L'ingénierie notariale au service du projet de l'entreprise

Le principe de l'indisponibilité de l'obligation de remise en état

Rapport du 118e Congrès des notaires de France - Dernière date de mise à jour le 31 janvier 2022
– Nature de l'obligation de remise en l'état et technique contractuelle. – L'idée que le débiteur de cette remise en état puisse transférer son obligation a pu pendant un certain temps susciter quelques initiatives, mais ces dernières se sont rapidement heurtées au refus du Conseil d'État d'admettre que le contrat de cession de cette obligation pouvait être opposable à l'administration.
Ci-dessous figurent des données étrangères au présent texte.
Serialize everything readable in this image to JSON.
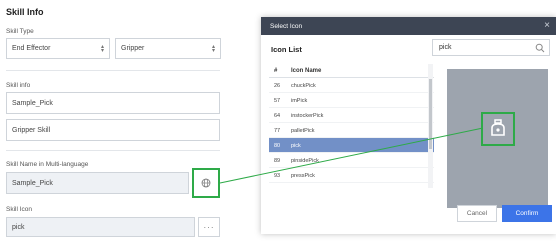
{
  "skill_panel": {
    "title": "Skill Info",
    "skill_type_label": "Skill Type",
    "skill_type_1": "End Effector",
    "skill_type_2": "Gripper",
    "skill_info_label": "Skill info",
    "skill_info_1": "Sample_Pick",
    "skill_info_2": "Gripper Skill",
    "multilang_label": "Skill Name in Multi-language",
    "multilang_value": "Sample_Pick",
    "icon_label": "Skill Icon",
    "icon_value": "pick",
    "dots_glyph": "···"
  },
  "dialog": {
    "title": "Select Icon",
    "close_glyph": "×",
    "list_title": "Icon List",
    "search_value": "pick",
    "columns": [
      "#",
      "Icon Name"
    ],
    "rows": [
      {
        "num": "26",
        "name": "chuckPick",
        "selected": false
      },
      {
        "num": "57",
        "name": "imPick",
        "selected": false
      },
      {
        "num": "64",
        "name": "instockerPick",
        "selected": false
      },
      {
        "num": "77",
        "name": "palletPick",
        "selected": false
      },
      {
        "num": "80",
        "name": "pick",
        "selected": true
      },
      {
        "num": "89",
        "name": "pinsidePick",
        "selected": false
      },
      {
        "num": "93",
        "name": "pressPick",
        "selected": false
      }
    ],
    "cancel_label": "Cancel",
    "confirm_label": "Confirm"
  },
  "colors": {
    "highlight": "#2eaa48",
    "selected_row": "#7290c7",
    "confirm": "#3c74e8",
    "dialog_header": "#3d4554"
  }
}
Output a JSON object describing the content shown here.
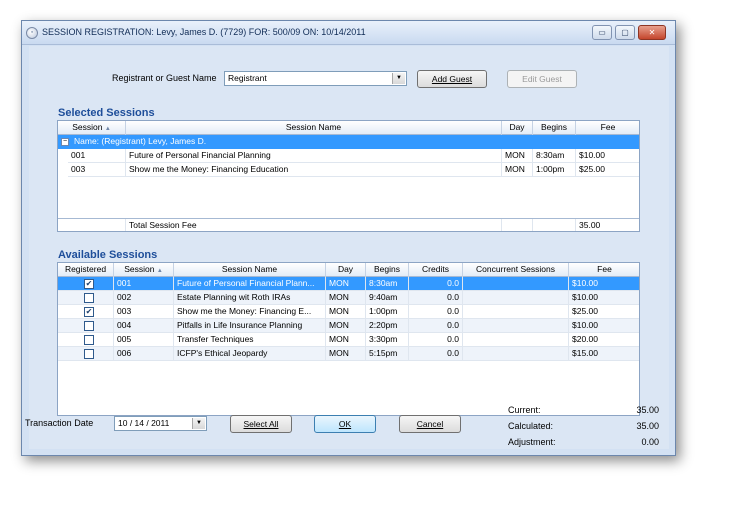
{
  "window": {
    "title": "SESSION REGISTRATION: Levy, James D. (7729) FOR: 500/09 ON: 10/14/2011",
    "minimize_glyph": "▭",
    "maximize_glyph": "▢",
    "close_glyph": "✕"
  },
  "registrant": {
    "label": "Registrant or Guest Name",
    "value": "Registrant",
    "add_guest": "Add Guest",
    "edit_guest": "Edit Guest"
  },
  "selected": {
    "title": "Selected Sessions",
    "headers": [
      "Session",
      "Session Name",
      "Day",
      "Begins",
      "Fee"
    ],
    "group_label": "Name: (Registrant) Levy, James D.",
    "rows": [
      {
        "session": "001",
        "name": "Future of Personal Financial Planning",
        "day": "MON",
        "begins": "8:30am",
        "fee": "$10.00"
      },
      {
        "session": "003",
        "name": "Show me the Money: Financing Education",
        "day": "MON",
        "begins": "1:00pm",
        "fee": "$25.00"
      }
    ],
    "total_label": "Total Session Fee",
    "total_value": "35.00"
  },
  "available": {
    "title": "Available Sessions",
    "headers": [
      "Registered",
      "Session",
      "Session Name",
      "Day",
      "Begins",
      "Credits",
      "Concurrent Sessions",
      "Fee"
    ],
    "rows": [
      {
        "checked": true,
        "session": "001",
        "name": "Future of Personal Financial Plann...",
        "day": "MON",
        "begins": "8:30am",
        "credits": "0.0",
        "concurrent": "",
        "fee": "$10.00"
      },
      {
        "checked": false,
        "session": "002",
        "name": "Estate Planning wit Roth IRAs",
        "day": "MON",
        "begins": "9:40am",
        "credits": "0.0",
        "concurrent": "",
        "fee": "$10.00"
      },
      {
        "checked": true,
        "session": "003",
        "name": "Show me the Money: Financing E...",
        "day": "MON",
        "begins": "1:00pm",
        "credits": "0.0",
        "concurrent": "",
        "fee": "$25.00"
      },
      {
        "checked": false,
        "session": "004",
        "name": "Pitfalls in Life Insurance Planning",
        "day": "MON",
        "begins": "2:20pm",
        "credits": "0.0",
        "concurrent": "",
        "fee": "$10.00"
      },
      {
        "checked": false,
        "session": "005",
        "name": "Transfer Techniques",
        "day": "MON",
        "begins": "3:30pm",
        "credits": "0.0",
        "concurrent": "",
        "fee": "$20.00"
      },
      {
        "checked": false,
        "session": "006",
        "name": "ICFP's Ethical Jeopardy",
        "day": "MON",
        "begins": "5:15pm",
        "credits": "0.0",
        "concurrent": "",
        "fee": "$15.00"
      }
    ]
  },
  "footer": {
    "transaction_label": "Transaction Date",
    "transaction_date": "10 / 14 / 2011",
    "select_all": "Select All",
    "ok": "OK",
    "cancel": "Cancel",
    "current_label": "Current:",
    "current_value": "35.00",
    "calculated_label": "Calculated:",
    "calculated_value": "35.00",
    "adjustment_label": "Adjustment:",
    "adjustment_value": "0.00"
  },
  "icons": {
    "sort": "▲",
    "dropdown": "▼",
    "collapse": "−",
    "check": "✔"
  },
  "colors": {
    "selection": "#3399ff",
    "section_title": "#1e4e9a",
    "window_bg": "#dbe6f4"
  }
}
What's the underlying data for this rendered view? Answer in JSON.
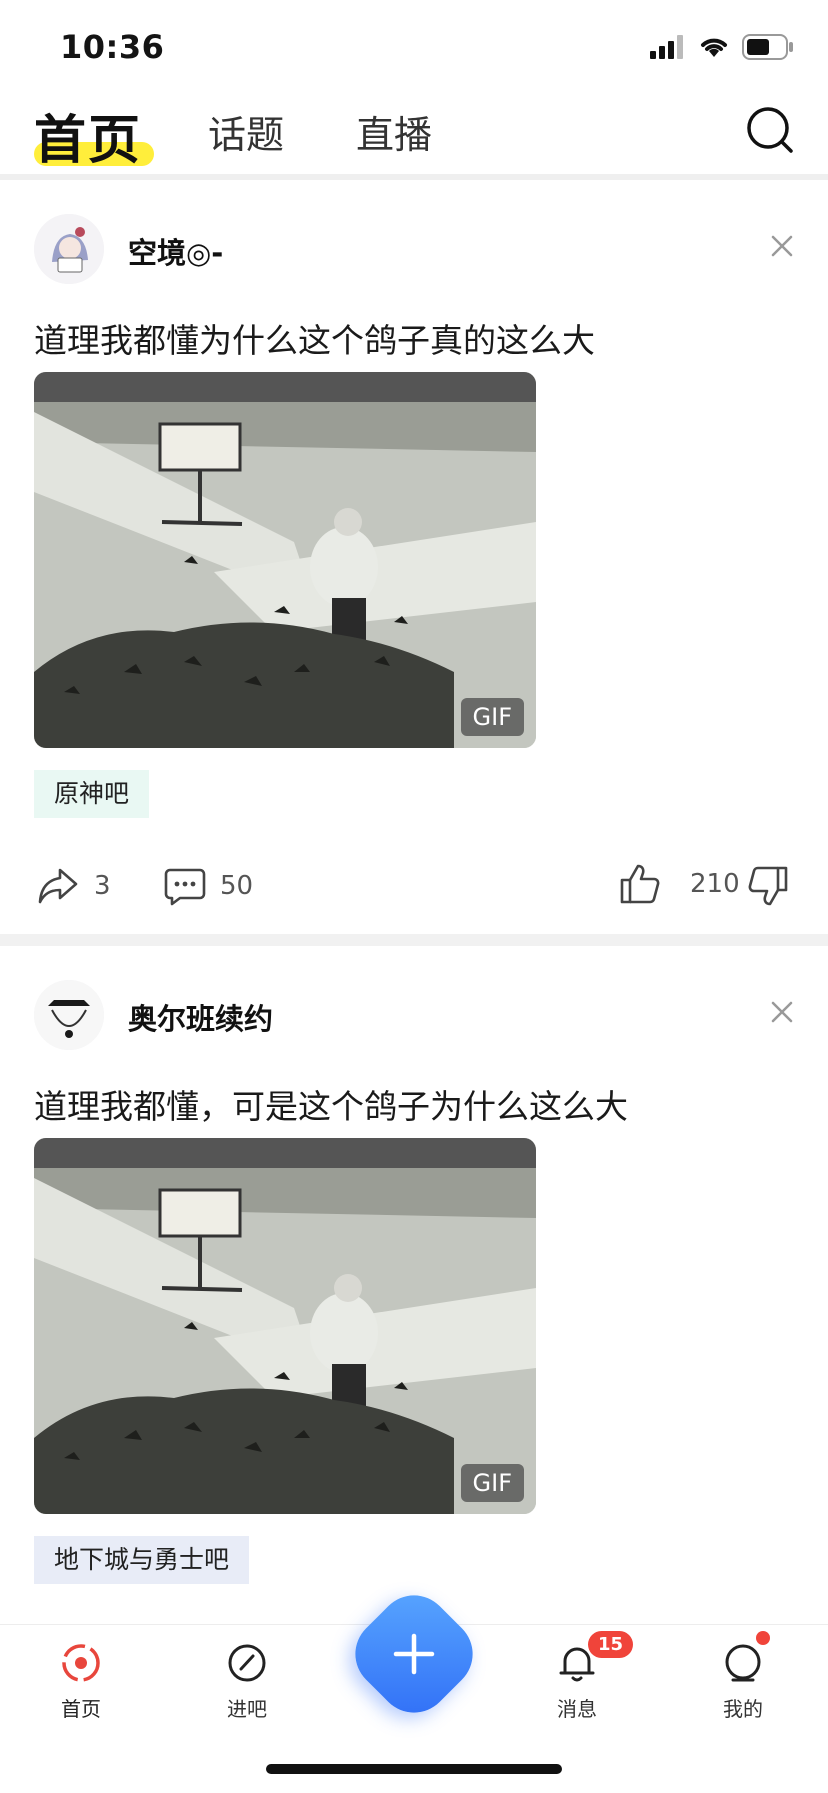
{
  "status_bar": {
    "time": "10:36"
  },
  "nav": {
    "tabs": [
      {
        "label": "首页",
        "active": true
      },
      {
        "label": "话题",
        "active": false
      },
      {
        "label": "直播",
        "active": false
      }
    ],
    "highlight_color": "#ffee3b"
  },
  "posts": [
    {
      "author": "空境◎-",
      "title": "道理我都懂为什么这个鸽子真的这么大",
      "media_badge": "GIF",
      "forum_tag": "原神吧",
      "forum_tag_bg": "#e9f8f3",
      "share_count": "3",
      "comment_count": "50",
      "like_count": "210"
    },
    {
      "author": "奥尔班续约",
      "title": "道理我都懂，可是这个鸽子为什么这么大",
      "media_badge": "GIF",
      "forum_tag": "地下城与勇士吧",
      "forum_tag_bg": "#e8ecf7"
    }
  ],
  "tabbar": {
    "items": [
      {
        "label": "首页",
        "icon": "home-target-icon"
      },
      {
        "label": "进吧",
        "icon": "compass-icon"
      },
      {
        "label": "消息",
        "icon": "bell-icon",
        "badge": "15"
      },
      {
        "label": "我的",
        "icon": "chat-bubble-icon",
        "dot": true
      }
    ],
    "fab_icon": "plus-icon"
  }
}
Le principe de cette inopposabilité a été posé par un arrêt de cette juridiction en date du 24 mars 19782196, et a été confirmé par la Cour de cassation2197. Un auteur a pu parler au sujet de l'obligation de remise en état d'une obligation certes « transmissible », mais dont l'exploitant en titre ne « dispose pas »2198.
– La précarité des clauses de transfert. – Il faut donc spécialement attirer l'attention du rédacteur du contrat sur ce point : certes, les parties pourront toujours convenir d'une prise en charge financière par l'acquéreur des travaux de remise en état. Mais le dernier exploitant restera le seul responsable aux yeux de l'administration en cas de faute commise par le cessionnaire dans l'exécution des travaux, et il ne pourra pas, en outre, contester un arrêté préfectoral prescrivant par exemple des travaux complémentaires ou des mesures de surveillance complémentaires, ne pouvant disposer d'un intérêt à agir2199.